Los métodos que se utilizaban en la Europa inquisidora constituían la base de este museo (uno entraba allí para ver la saña hecha filo, pincho, pinza o polea) pero, sin embargo, eran y son anecdóticos. Al menos en lo que respecta a esta columna, el funcionamiento de cada maquinaria, su diversidad o su autoría no supondrían más que una pincelada de detalle, un dato, un voto por el morbo. Lo interesante de la visita, a mi entender, discurría por otro lado. En síntesis, por comprobar que nada ha cambiado. Bajo una patena de modernidad y con una confianza (demasiado) ciega en la evolución social del siglo XXI, seguimos siendo las mismas bestias de siempre.
Muchas atrocidades se han cometido en nombre de dios (el que sea, el de turno), pues con la excusa de luchar por la pureza de lo divino, unas y otras generaciones han adoptado el rostro más aciago de lo humano. No es novedad que el poder generalmente corrompe y quizá tampoco lo sea que el miedo a perderlo enloquece, pero esa fue una de las principales ideas con las que salí de aquel museo. Esa, y la constatación de que la mujer, como género, siempre es la que se lleva la peor parte cuando la historia se divide en víctimas y verdugos. Si bien la Inquisición segó la vida de cientos de miles de personas de ambos sexos, fueron ellas quienes particularmente padecieron los mayores episodios de crueldad.
Vuelvo a decirlo: nada ha cambiado. La violencia sigue siendo masculina y los dioses siguen siendo las excusas. Desde un punto de vista literal, las torturas son todavía una práctica común para conseguir cosas de los demás, desde información y súplicas hasta arrepentimientos sumisos, por no hablar de que constituyen un paliativo para la inseguridad personal del verdugo. El que tiene la sartén por el mango, aunque sea a la fuerza y con el guante de la ilegitimidad, acaba por sentirse importante. No hay que irse a Medio Oriente ni al Egipto de los Faraones ni a la América precolombina para constatarlo. Por activa o por pasiva, todos los latinoamericanos lo tenemos claro.
O más o menos... Cada tanto nos enteramos de los remakes de la Inquisición. Oímos nombres como Guantánamo, Abu Ghraib o Abepura y nos parece algo tan distante como Torquemada y sus secuaces. Nuestro propio pasado, tan reciente y doloroso, queda a veces desdibujado y difuso por la goma de borrar de quienes en su día se regocijaron con los claroscuros. Las mujeres siguen pagando los platos rotos de las trifulcas (en épocas de paz sólo les toca lavarlos), y siguen siendo el género humano más castigado por dios. Quiero decir, por el otro género en nombre de dios.

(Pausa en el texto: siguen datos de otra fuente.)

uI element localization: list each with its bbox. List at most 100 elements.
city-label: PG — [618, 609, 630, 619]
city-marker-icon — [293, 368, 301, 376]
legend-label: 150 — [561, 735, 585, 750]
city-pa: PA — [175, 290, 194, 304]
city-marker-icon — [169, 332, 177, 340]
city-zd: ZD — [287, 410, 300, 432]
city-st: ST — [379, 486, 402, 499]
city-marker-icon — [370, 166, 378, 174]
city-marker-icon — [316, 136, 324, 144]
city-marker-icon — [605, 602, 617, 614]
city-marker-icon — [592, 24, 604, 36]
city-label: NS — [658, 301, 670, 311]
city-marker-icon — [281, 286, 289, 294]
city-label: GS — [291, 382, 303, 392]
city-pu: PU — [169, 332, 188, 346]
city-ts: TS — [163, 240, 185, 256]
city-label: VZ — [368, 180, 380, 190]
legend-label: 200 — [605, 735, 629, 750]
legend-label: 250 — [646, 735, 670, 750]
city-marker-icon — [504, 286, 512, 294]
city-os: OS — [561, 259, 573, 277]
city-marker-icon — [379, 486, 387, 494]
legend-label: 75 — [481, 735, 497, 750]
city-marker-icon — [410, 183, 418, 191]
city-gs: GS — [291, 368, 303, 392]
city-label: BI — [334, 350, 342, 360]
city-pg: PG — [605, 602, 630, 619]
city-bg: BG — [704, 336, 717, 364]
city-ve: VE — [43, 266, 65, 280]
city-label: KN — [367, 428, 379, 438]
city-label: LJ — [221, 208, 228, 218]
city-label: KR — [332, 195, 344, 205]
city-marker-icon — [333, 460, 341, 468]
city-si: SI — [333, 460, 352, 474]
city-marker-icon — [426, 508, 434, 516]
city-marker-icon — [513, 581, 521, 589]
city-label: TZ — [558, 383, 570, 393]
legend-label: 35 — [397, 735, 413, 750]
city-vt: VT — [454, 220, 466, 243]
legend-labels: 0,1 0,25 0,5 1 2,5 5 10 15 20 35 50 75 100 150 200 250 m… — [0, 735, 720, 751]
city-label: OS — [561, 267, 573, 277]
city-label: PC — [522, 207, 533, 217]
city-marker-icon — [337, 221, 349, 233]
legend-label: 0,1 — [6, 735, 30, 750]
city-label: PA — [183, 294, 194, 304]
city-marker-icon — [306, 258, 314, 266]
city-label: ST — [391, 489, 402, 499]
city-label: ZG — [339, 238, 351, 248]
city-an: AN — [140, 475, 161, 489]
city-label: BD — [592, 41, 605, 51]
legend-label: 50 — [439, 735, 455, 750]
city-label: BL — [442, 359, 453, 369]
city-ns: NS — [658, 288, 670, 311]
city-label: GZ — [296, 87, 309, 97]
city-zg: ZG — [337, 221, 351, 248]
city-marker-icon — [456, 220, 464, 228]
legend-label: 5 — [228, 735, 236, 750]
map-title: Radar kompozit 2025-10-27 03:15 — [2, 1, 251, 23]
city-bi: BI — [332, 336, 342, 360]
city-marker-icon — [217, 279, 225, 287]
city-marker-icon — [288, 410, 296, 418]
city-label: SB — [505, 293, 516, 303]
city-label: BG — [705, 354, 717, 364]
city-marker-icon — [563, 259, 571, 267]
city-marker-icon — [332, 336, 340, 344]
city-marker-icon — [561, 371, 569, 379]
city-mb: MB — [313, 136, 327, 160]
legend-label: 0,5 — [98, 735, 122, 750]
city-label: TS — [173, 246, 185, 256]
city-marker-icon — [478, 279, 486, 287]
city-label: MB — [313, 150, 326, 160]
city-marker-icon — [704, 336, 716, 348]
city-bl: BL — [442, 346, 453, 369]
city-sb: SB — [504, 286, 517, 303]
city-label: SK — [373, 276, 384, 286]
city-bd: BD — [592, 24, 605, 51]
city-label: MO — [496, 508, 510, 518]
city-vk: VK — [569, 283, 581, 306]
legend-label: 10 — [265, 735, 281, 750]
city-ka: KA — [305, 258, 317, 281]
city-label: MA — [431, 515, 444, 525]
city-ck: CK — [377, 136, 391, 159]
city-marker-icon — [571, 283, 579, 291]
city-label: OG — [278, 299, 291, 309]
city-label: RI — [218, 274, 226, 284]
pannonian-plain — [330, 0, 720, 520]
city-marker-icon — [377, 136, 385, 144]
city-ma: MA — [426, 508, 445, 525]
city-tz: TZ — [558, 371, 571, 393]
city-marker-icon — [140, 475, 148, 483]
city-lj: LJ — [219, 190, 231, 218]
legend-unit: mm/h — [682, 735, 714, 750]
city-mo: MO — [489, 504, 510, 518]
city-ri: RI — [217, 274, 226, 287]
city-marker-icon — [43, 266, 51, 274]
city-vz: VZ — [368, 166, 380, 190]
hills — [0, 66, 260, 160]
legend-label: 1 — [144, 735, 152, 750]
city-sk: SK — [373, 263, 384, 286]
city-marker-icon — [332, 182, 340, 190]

Después nos sorprende e indigna el trato misógino que se asocia al Islam. Nos enoja Abu Ghraib. Cuestionamos la existencia de los velos. Todo eso nos parece algo salvaje, erróneo e incivil. Y, lo que es peor, nos parece algo nuevo. La Historia nos muestra que no. Por el contrario, tenemos la manía de repetir el argumento. Cambian los lugares, los personajes y las fechas, pero el qué, el cómo y el por qué permanecen inalterables. Es triste meterse en una sala de exposiciones para observar de cerca unas máquinas viejas y salir de ahí convencido de que no hemos aprendido nada. Los inventores de aquellos instrumentos nunca imaginaron que los látigos, las púas y los hierros funcionarían siglos después tan bien como un espejo.